仕組み・制度やテクノロジーはもちろん重要ではありますが、それを使いこなす、良いものに改善する動きを促すためにも企業文化が一番重要だと思っています。

―― メディアとしてもキャッチーなのでつい仕組み・制度やテクノロジーの話を記事タイトルにしてしまいがちなのですが、それを使う人間、つまり良好な企業文化がなければ宝の持ち腐れになってしまいます。とはいえそれが最も難しいことでもあるわけですが、御社ではどのように定着化しているのでしょうか?

宮川:一つ例を挙げますと、我々は外資企業なのでこうした理念やスローガンは本社から降りてくるわけですが、当然ながらそれを周知するだけでは自分事化されません。そこで日本の全チームで「これらのスローガンは自分たちにとってどういう意味を持つのか」ということを徹底的にオンラインで議論しました。

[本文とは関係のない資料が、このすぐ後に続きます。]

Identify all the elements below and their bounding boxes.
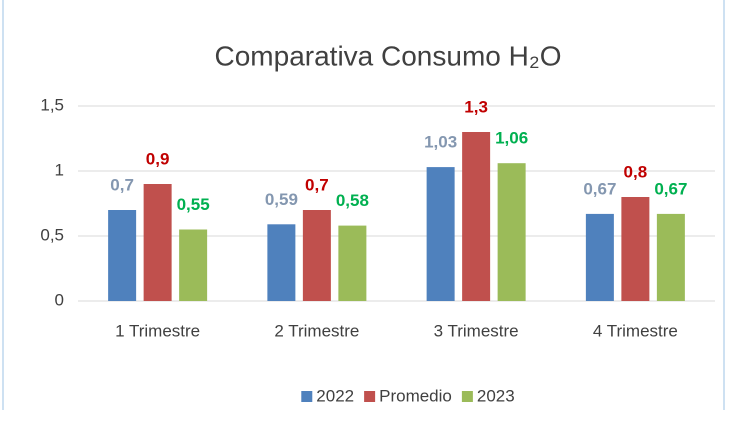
x-tick-label: 2 Trimestre (274, 321, 359, 340)
value-label: 0,8 (624, 162, 648, 181)
y-tick-label: 1 (55, 160, 64, 179)
bar (497, 163, 526, 301)
value-label: 1,3 (464, 97, 488, 116)
value-label: 0,7 (305, 175, 329, 194)
value-label: 0,55 (177, 195, 210, 214)
bar (179, 229, 208, 301)
y-tick-label: 0 (55, 290, 64, 309)
legend-swatch (364, 391, 376, 402)
legend-label: 2022 (316, 386, 354, 405)
value-label: 0,59 (265, 190, 298, 209)
legend-swatch (461, 391, 473, 402)
bar (462, 132, 491, 301)
value-label: 0,67 (583, 179, 616, 198)
value-label: 1,06 (495, 129, 528, 148)
bar (143, 184, 172, 301)
chart-title: Comparativa Consumo H₂O (215, 40, 562, 71)
y-tick-label: 0,5 (40, 225, 64, 244)
bar (267, 224, 296, 301)
value-label: 0,7 (110, 175, 134, 194)
bar (302, 210, 331, 301)
bar (108, 210, 137, 301)
x-tick-label: 3 Trimestre (434, 321, 519, 340)
y-tick-label: 1,5 (40, 95, 64, 114)
legend-label: 2023 (477, 386, 515, 405)
x-tick-label: 1 Trimestre (115, 321, 200, 340)
value-label: 0,9 (146, 149, 170, 168)
value-label: 1,03 (424, 133, 457, 152)
value-label: 0,58 (336, 191, 369, 210)
bar (426, 167, 455, 301)
bar (656, 213, 685, 301)
bar (338, 225, 367, 301)
legend-swatch (301, 391, 313, 402)
x-tick-label: 4 Trimestre (593, 321, 678, 340)
bar (585, 213, 614, 301)
legend-label: Promedio (379, 386, 452, 405)
bar (621, 197, 650, 301)
value-label: 0,67 (654, 179, 687, 198)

例えば「Give Your Best」はそのまま訳せば「ベストを尽くそう」となりますが、最終的には「目標を達成するために、チームの中でたがいに補いあいながら、生き生きと仕事を楽しみ尽くす」としました。「Give Your Best」という文の中には入っていない要素も多く含まれていますが、私たちが仕事を楽しむということ、そのワクワク感があることが自分のベストを尽くすことにつながるよねということで決まりました。こうした案が200ほど集まり、かつ具体的にその理念を実現するための行動は何かということも定めて共有しています。